# Using hemp wick to light your cigars?



## Stogin (Dec 1, 2010)

Ok, hear me out. I know this is what those dirty hippies use to light their magical oregano so they can bask in the organicness of nature and all that. But has anybody used it for lighting cigars, or pipes? If it's as clean as they say, it sounds like it'd be a great way to light or touch up your cigar/pipe without any sort of butane/lighter fluid funking up the taste. I ordered some to try out with my cigars and RYO's and was just curious if anybody had used it and what you thought.


----------



## talidin (Aug 4, 2011)

Relax mon give it a try and let us know how it goes, maybe a review?:w


----------



## Kingtut82 (Dec 1, 2012)

Yes please do let us all know how this works out for you.
It sounds hilarious though lol


----------



## CigarGoogler (Sep 23, 2012)

Excellent question. To test it out, I threw some munchies out on the walk and pushed over the first hippy to take the bait. I tried it with a Macanudo Maduro ascot (4x32), assuming the smaller vitola gave the best chance of any residual flavor transfer to become obvious. I was worried that the wax coating would color the initial draws. 

My take: Herf's up, dude! Nothing but tobacco and, unlike some matches, you get plenty of even burn time to toast and fire that foot!


----------



## Cypress (Jun 27, 2007)

Pretty soon Colorado will be lighting up more than a hemp wick to light cigars.


----------



## Stradawhovious (Oct 17, 2012)

CigarGoogler said:


> Excellent question. To test it out, I threw some munchies out on the walk and pushed over the first hippy to take the bait.

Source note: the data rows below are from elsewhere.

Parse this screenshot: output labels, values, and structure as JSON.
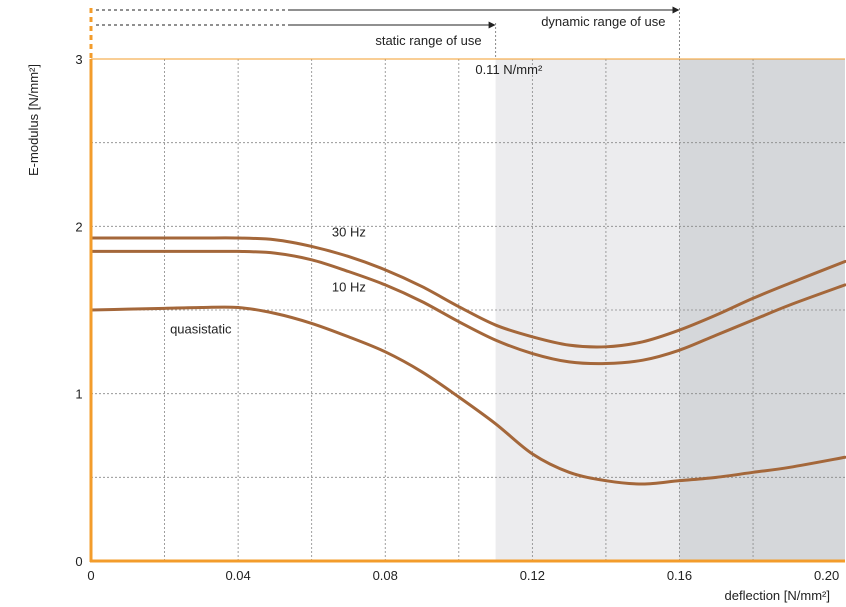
{
  "colors": {
    "axis": "#F39C2B",
    "curve": "#A4673A",
    "grid": "#888888",
    "band_light": "#ECECEE",
    "band_dark": "#D5D7DA",
    "text": "#222222"
  },
  "chart_data": {
    "type": "line",
    "xlabel": "deflection [N/mm²]",
    "ylabel": "E-modulus [N/mm²]",
    "xlim": [
      0,
      0.205
    ],
    "ylim": [
      0,
      3
    ],
    "x_ticks": [
      {
        "value": 0,
        "label": "0"
      },
      {
        "value": 0.04,
        "label": "0.04"
      },
      {
        "value": 0.08,
        "label": "0.08"
      },
      {
        "value": 0.12,
        "label": "0.12"
      },
      {
        "value": 0.16,
        "label": "0.16"
      },
      {
        "value": 0.2,
        "label": "0.20"
      }
    ],
    "y_ticks": [
      {
        "value": 0,
        "label": "0"
      },
      {
        "value": 1,
        "label": "1"
      },
      {
        "value": 2,
        "label": "2"
      },
      {
        "value": 3,
        "label": "3"
      }
    ],
    "x_grid": [
      0.02,
      0.04,
      0.06,
      0.08,
      0.1,
      0.12,
      0.14,
      0.16,
      0.18
    ],
    "y_grid": [
      0.5,
      1.0,
      1.5,
      2.0,
      2.5
    ],
    "grid": true,
    "bands": [
      {
        "from": 0.11,
        "to": 0.16,
        "shade": "light"
      },
      {
        "from": 0.16,
        "to": 0.205,
        "shade": "dark"
      }
    ],
    "ranges": [
      {
        "label": "dynamic range of use",
        "end": 0.16
      },
      {
        "label": "static range of use",
        "end": 0.11
      }
    ],
    "annotations": [
      {
        "text": "0.11 N/mm²",
        "x": 0.1045,
        "y": 2.91
      }
    ],
    "series": [
      {
        "name": "30 Hz",
        "label_at": {
          "x": 0.0655,
          "y": 1.94
        },
        "x": [
          0,
          0.01,
          0.02,
          0.03,
          0.04,
          0.05,
          0.06,
          0.07,
          0.08,
          0.09,
          0.1,
          0.11,
          0.12,
          0.13,
          0.14,
          0.15,
          0.16,
          0.17,
          0.18,
          0.19,
          0.205
        ],
        "values": [
          1.93,
          1.93,
          1.93,
          1.93,
          1.93,
          1.92,
          1.88,
          1.82,
          1.74,
          1.64,
          1.52,
          1.41,
          1.34,
          1.29,
          1.28,
          1.31,
          1.38,
          1.47,
          1.57,
          1.66,
          1.79
        ]
      },
      {
        "name": "10 Hz",
        "label_at": {
          "x": 0.0655,
          "y": 1.61
        },
        "x": [
          0,
          0.01,
          0.02,
          0.03,
          0.04,
          0.05,
          0.06,
          0.07,
          0.08,
          0.09,
          0.1,
          0.11,
          0.12,
          0.13,
          0.14,
          0.15,
          0.16,
          0.17,
          0.18,
          0.19,
          0.205
        ],
        "values": [
          1.85,
          1.85,
          1.85,
          1.85,
          1.85,
          1.84,
          1.8,
          1.73,
          1.65,
          1.55,
          1.43,
          1.32,
          1.24,
          1.19,
          1.18,
          1.2,
          1.26,
          1.35,
          1.44,
          1.53,
          1.65
        ]
      },
      {
        "name": "quasistatic",
        "label_at": {
          "x": 0.0215,
          "y": 1.36
        },
        "x": [
          0,
          0.01,
          0.02,
          0.03,
          0.04,
          0.05,
          0.06,
          0.07,
          0.08,
          0.09,
          0.1,
          0.11,
          0.12,
          0.13,
          0.14,
          0.15,
          0.16,
          0.17,
          0.18,
          0.19,
          0.205
        ],
        "values": [
          1.5,
          1.505,
          1.51,
          1.515,
          1.515,
          1.48,
          1.42,
          1.34,
          1.25,
          1.13,
          0.98,
          0.82,
          0.64,
          0.53,
          0.48,
          0.46,
          0.48,
          0.5,
          0.53,
          0.56,
          0.62
        ]
      }
    ]
  }
}
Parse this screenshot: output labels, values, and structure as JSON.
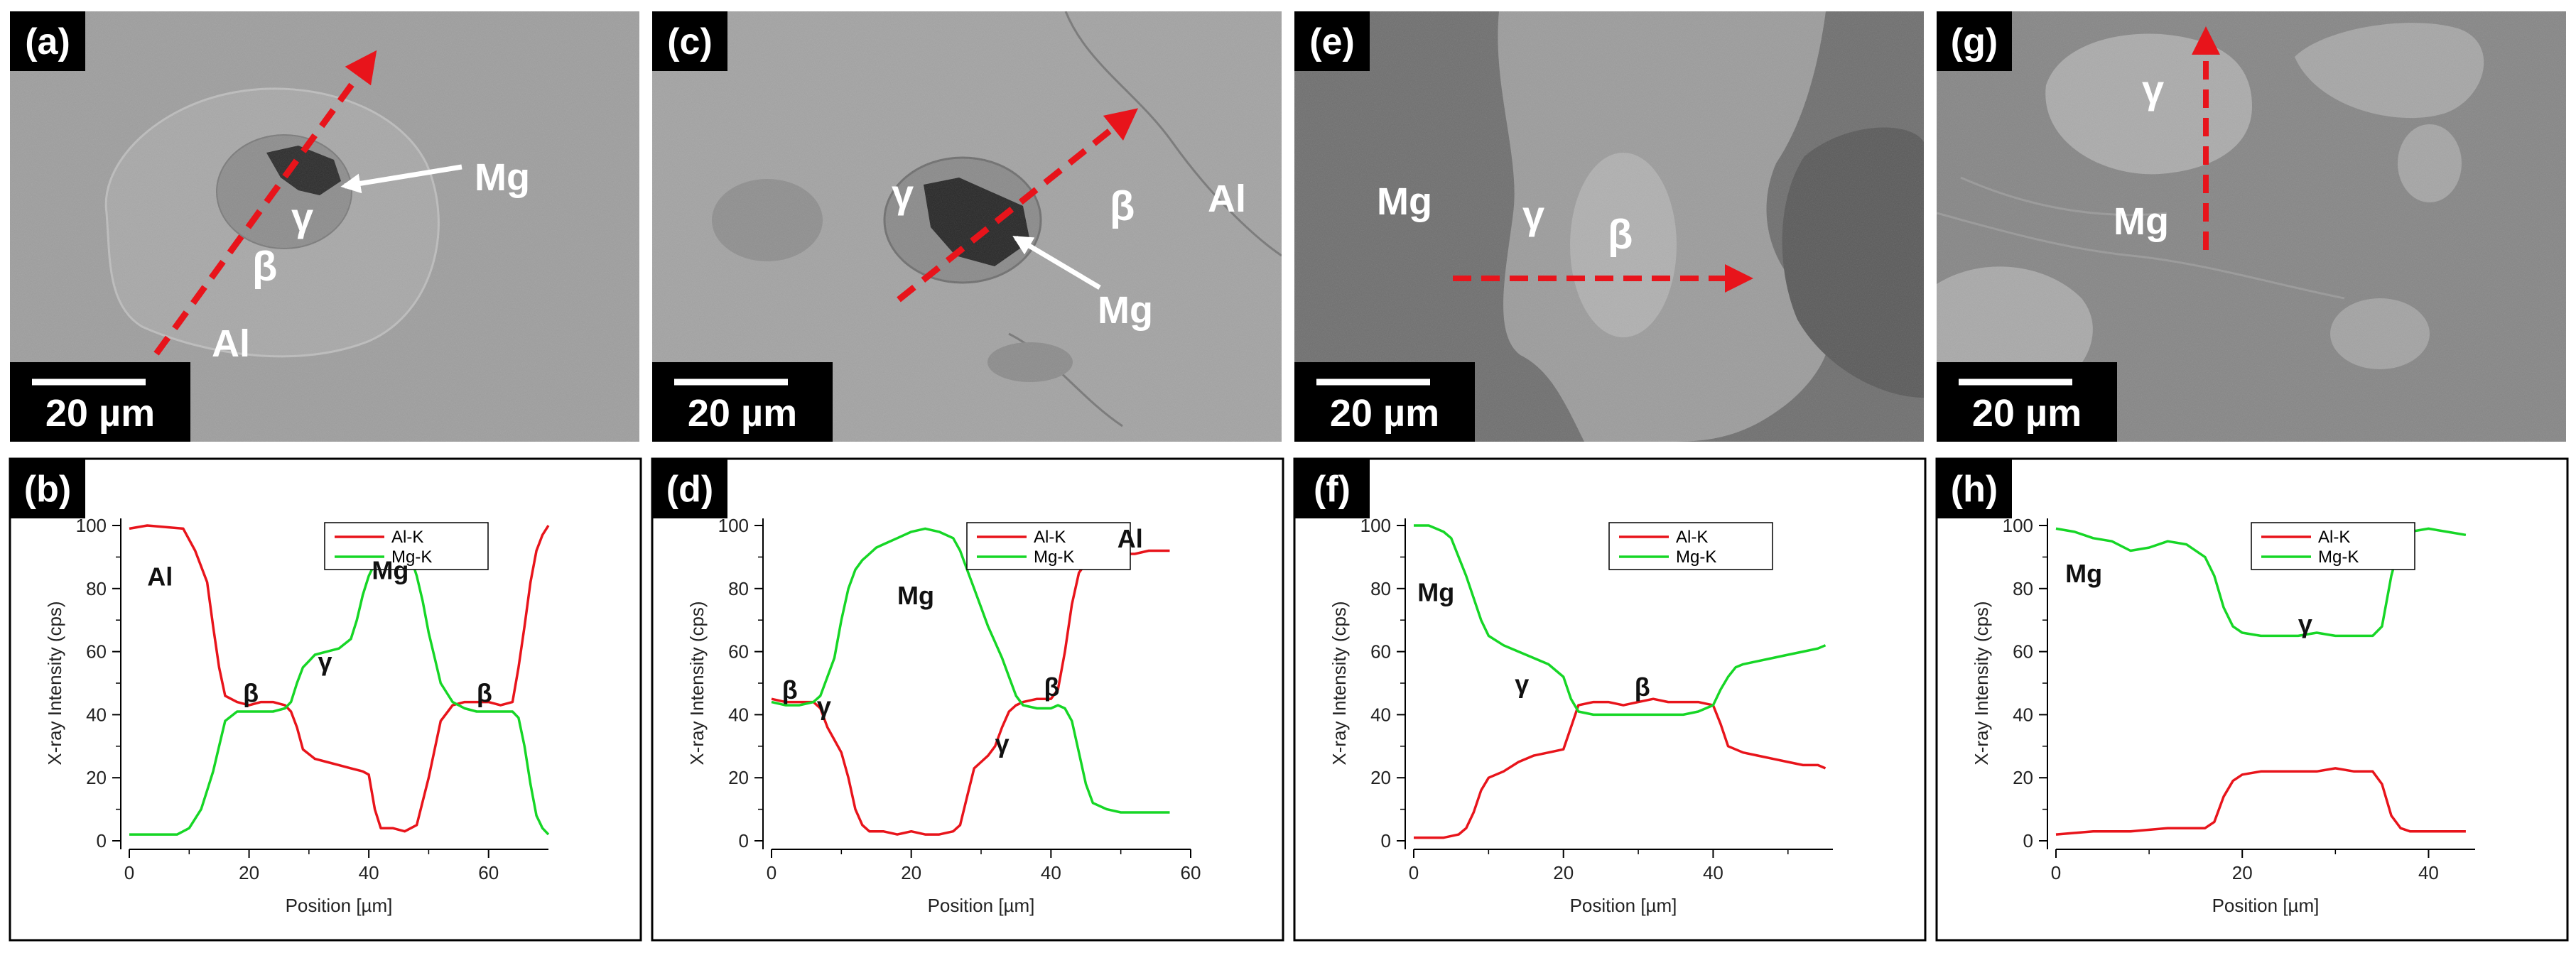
{
  "colors": {
    "al": "#e8141b",
    "mg": "#16d626",
    "arrow": "#e8141b",
    "label_bg": "#000000",
    "sem_gray": "#a7a7a7"
  },
  "panels": [
    {
      "micrograph": {
        "tag": "(a)",
        "scalebar": "20 µm",
        "phases": [
          "Mg",
          "γ",
          "β",
          "Al"
        ]
      },
      "profile_tag": "(b)"
    },
    {
      "micrograph": {
        "tag": "(c)",
        "scalebar": "20 µm",
        "phases": [
          "γ",
          "Mg",
          "β",
          "Al"
        ]
      },
      "profile_tag": "(d)"
    },
    {
      "micrograph": {
        "tag": "(e)",
        "scalebar": "20 µm",
        "phases": [
          "Mg",
          "γ",
          "β"
        ]
      },
      "profile_tag": "(f)"
    },
    {
      "micrograph": {
        "tag": "(g)",
        "scalebar": "20 µm",
        "phases": [
          "γ",
          "Mg"
        ]
      },
      "profile_tag": "(h)"
    }
  ],
  "chart_data": [
    {
      "type": "line",
      "title": "",
      "xlabel": "Position [µm]",
      "ylabel": "X-ray Intensity (cps)",
      "xlim": [
        0,
        70
      ],
      "ylim": [
        0,
        100
      ],
      "xticks": [
        0,
        20,
        40,
        60
      ],
      "yticks": [
        0,
        20,
        40,
        60,
        80,
        100
      ],
      "legend": "top-center",
      "series": [
        {
          "name": "Al-K",
          "color": "#e8141b",
          "x": [
            0,
            3,
            9,
            11,
            13,
            14,
            15,
            16,
            18,
            20,
            22,
            24,
            26,
            27,
            28,
            29,
            31,
            33,
            35,
            37,
            39,
            40,
            41,
            42,
            44,
            46,
            48,
            50,
            52,
            54,
            56,
            58,
            60,
            62,
            64,
            65,
            66,
            67,
            68,
            69,
            70
          ],
          "y": [
            99,
            100,
            99,
            92,
            82,
            68,
            55,
            46,
            44,
            43,
            44,
            44,
            43,
            41,
            36,
            29,
            26,
            25,
            24,
            23,
            22,
            21,
            10,
            4,
            4,
            3,
            5,
            20,
            38,
            43,
            44,
            44,
            44,
            43,
            44,
            55,
            68,
            82,
            92,
            97,
            100
          ]
        },
        {
          "name": "Mg-K",
          "color": "#16d626",
          "x": [
            0,
            4,
            8,
            10,
            12,
            13,
            14,
            15,
            16,
            18,
            20,
            22,
            24,
            26,
            27,
            28,
            29,
            30,
            31,
            33,
            35,
            37,
            38,
            39,
            40,
            41,
            42,
            44,
            45,
            46,
            47,
            48,
            49,
            50,
            51,
            52,
            54,
            56,
            58,
            60,
            62,
            64,
            65,
            66,
            67,
            68,
            69,
            70
          ],
          "y": [
            2,
            2,
            2,
            4,
            10,
            16,
            22,
            30,
            38,
            41,
            41,
            41,
            41,
            42,
            44,
            50,
            55,
            57,
            59,
            60,
            61,
            64,
            70,
            78,
            84,
            88,
            91,
            94,
            95,
            94,
            90,
            84,
            76,
            66,
            58,
            50,
            44,
            42,
            41,
            41,
            41,
            41,
            39,
            30,
            18,
            8,
            4,
            2
          ]
        }
      ],
      "annotations": [
        {
          "text": "Al",
          "x": 3,
          "y": 81
        },
        {
          "text": "Mg",
          "x": 40.5,
          "y": 83
        },
        {
          "text": "β",
          "x": 19,
          "y": 44
        },
        {
          "text": "γ",
          "x": 31.5,
          "y": 54
        },
        {
          "text": "β",
          "x": 58,
          "y": 44
        }
      ]
    },
    {
      "type": "line",
      "title": "",
      "xlabel": "Position [µm]",
      "ylabel": "X-ray Intensity (cps)",
      "xlim": [
        0,
        60
      ],
      "ylim": [
        0,
        100
      ],
      "xticks": [
        0,
        20,
        40,
        60
      ],
      "yticks": [
        0,
        20,
        40,
        60,
        80,
        100
      ],
      "legend": "top-center",
      "series": [
        {
          "name": "Al-K",
          "color": "#e8141b",
          "x": [
            0,
            2,
            4,
            6,
            7,
            8,
            9,
            10,
            11,
            12,
            13,
            14,
            16,
            18,
            20,
            22,
            24,
            26,
            27,
            28,
            29,
            30,
            31,
            32,
            33,
            34,
            35,
            36,
            38,
            40,
            41,
            42,
            43,
            44,
            45,
            46,
            48,
            50,
            52,
            54,
            56,
            57
          ],
          "y": [
            45,
            44,
            44,
            44,
            42,
            36,
            32,
            28,
            20,
            10,
            5,
            3,
            3,
            2,
            3,
            2,
            2,
            3,
            5,
            14,
            23,
            25,
            27,
            30,
            36,
            41,
            43,
            44,
            45,
            45,
            48,
            60,
            75,
            85,
            88,
            89,
            90,
            91,
            91,
            92,
            92,
            92
          ]
        },
        {
          "name": "Mg-K",
          "color": "#16d626",
          "x": [
            0,
            2,
            4,
            6,
            7,
            8,
            9,
            10,
            11,
            12,
            13,
            14,
            15,
            16,
            18,
            20,
            22,
            24,
            26,
            27,
            28,
            29,
            30,
            31,
            32,
            33,
            34,
            35,
            36,
            38,
            40,
            41,
            42,
            43,
            44,
            45,
            46,
            48,
            50,
            52,
            54,
            56,
            57
          ],
          "y": [
            44,
            43,
            43,
            44,
            46,
            52,
            58,
            70,
            80,
            86,
            89,
            91,
            93,
            94,
            96,
            98,
            99,
            98,
            96,
            92,
            86,
            80,
            74,
            68,
            63,
            58,
            52,
            46,
            43,
            42,
            42,
            43,
            42,
            38,
            28,
            18,
            12,
            10,
            9,
            9,
            9,
            9,
            9
          ]
        }
      ],
      "annotations": [
        {
          "text": "Al",
          "x": 49.5,
          "y": 93
        },
        {
          "text": "Mg",
          "x": 18,
          "y": 75
        },
        {
          "text": "β",
          "x": 1.5,
          "y": 45
        },
        {
          "text": "γ",
          "x": 6.5,
          "y": 40
        },
        {
          "text": "γ",
          "x": 32,
          "y": 28
        },
        {
          "text": "β",
          "x": 39,
          "y": 46
        }
      ]
    },
    {
      "type": "line",
      "title": "",
      "xlabel": "Position [µm]",
      "ylabel": "X-ray Intensity (cps)",
      "xlim": [
        0,
        56
      ],
      "ylim": [
        0,
        100
      ],
      "xticks": [
        0,
        20,
        40
      ],
      "yticks": [
        0,
        20,
        40,
        60,
        80,
        100
      ],
      "legend": "top-center",
      "series": [
        {
          "name": "Al-K",
          "color": "#e8141b",
          "x": [
            0,
            2,
            4,
            6,
            7,
            8,
            9,
            10,
            12,
            14,
            16,
            18,
            20,
            21,
            22,
            24,
            26,
            28,
            30,
            32,
            34,
            36,
            38,
            40,
            41,
            42,
            44,
            46,
            48,
            50,
            52,
            54,
            55
          ],
          "y": [
            1,
            1,
            1,
            2,
            4,
            9,
            16,
            20,
            22,
            25,
            27,
            28,
            29,
            36,
            43,
            44,
            44,
            43,
            44,
            45,
            44,
            44,
            44,
            43,
            37,
            30,
            28,
            27,
            26,
            25,
            24,
            24,
            23
          ]
        },
        {
          "name": "Mg-K",
          "color": "#16d626",
          "x": [
            0,
            2,
            3,
            4,
            5,
            6,
            7,
            8,
            9,
            10,
            12,
            14,
            16,
            18,
            20,
            21,
            22,
            24,
            26,
            28,
            30,
            32,
            34,
            36,
            38,
            40,
            41,
            42,
            43,
            44,
            46,
            48,
            50,
            52,
            54,
            55
          ],
          "y": [
            100,
            100,
            99,
            98,
            96,
            90,
            84,
            77,
            70,
            65,
            62,
            60,
            58,
            56,
            52,
            45,
            41,
            40,
            40,
            40,
            40,
            40,
            40,
            40,
            41,
            43,
            48,
            52,
            55,
            56,
            57,
            58,
            59,
            60,
            61,
            62
          ]
        }
      ],
      "annotations": [
        {
          "text": "Mg",
          "x": 0.5,
          "y": 76
        },
        {
          "text": "γ",
          "x": 13.5,
          "y": 47
        },
        {
          "text": "β",
          "x": 29.5,
          "y": 46
        }
      ]
    },
    {
      "type": "line",
      "title": "",
      "xlabel": "Position [µm]",
      "ylabel": "X-ray Intensity (cps)",
      "xlim": [
        0,
        45
      ],
      "ylim": [
        0,
        100
      ],
      "xticks": [
        0,
        20,
        40
      ],
      "yticks": [
        0,
        20,
        40,
        60,
        80,
        100
      ],
      "legend": "top-center",
      "series": [
        {
          "name": "Al-K",
          "color": "#e8141b",
          "x": [
            0,
            4,
            8,
            12,
            16,
            17,
            18,
            19,
            20,
            22,
            24,
            26,
            28,
            30,
            32,
            34,
            35,
            36,
            37,
            38,
            40,
            42,
            44
          ],
          "y": [
            2,
            3,
            3,
            4,
            4,
            6,
            14,
            19,
            21,
            22,
            22,
            22,
            22,
            23,
            22,
            22,
            18,
            8,
            4,
            3,
            3,
            3,
            3
          ]
        },
        {
          "name": "Mg-K",
          "color": "#16d626",
          "x": [
            0,
            2,
            4,
            6,
            8,
            10,
            12,
            14,
            16,
            17,
            18,
            19,
            20,
            22,
            24,
            26,
            28,
            30,
            32,
            34,
            35,
            36,
            37,
            38,
            40,
            42,
            44
          ],
          "y": [
            99,
            98,
            96,
            95,
            92,
            93,
            95,
            94,
            90,
            84,
            74,
            68,
            66,
            65,
            65,
            65,
            66,
            65,
            65,
            65,
            68,
            84,
            95,
            98,
            99,
            98,
            97
          ]
        }
      ],
      "annotations": [
        {
          "text": "Mg",
          "x": 1,
          "y": 82
        },
        {
          "text": "γ",
          "x": 26,
          "y": 66
        }
      ]
    }
  ]
}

I bet that didn't take long in your 'hood. :lol:


----------



## Kingtut82 (Dec 1, 2012)

Not only Colorado Washington state too.
and yea lol


----------



## oletimer54 (Feb 28, 2010)

yeah i use it, BEELINE is the brand i use. dont use it all the time. but have a huge roll left over from when i was a burnout. clean taste for sure.


----------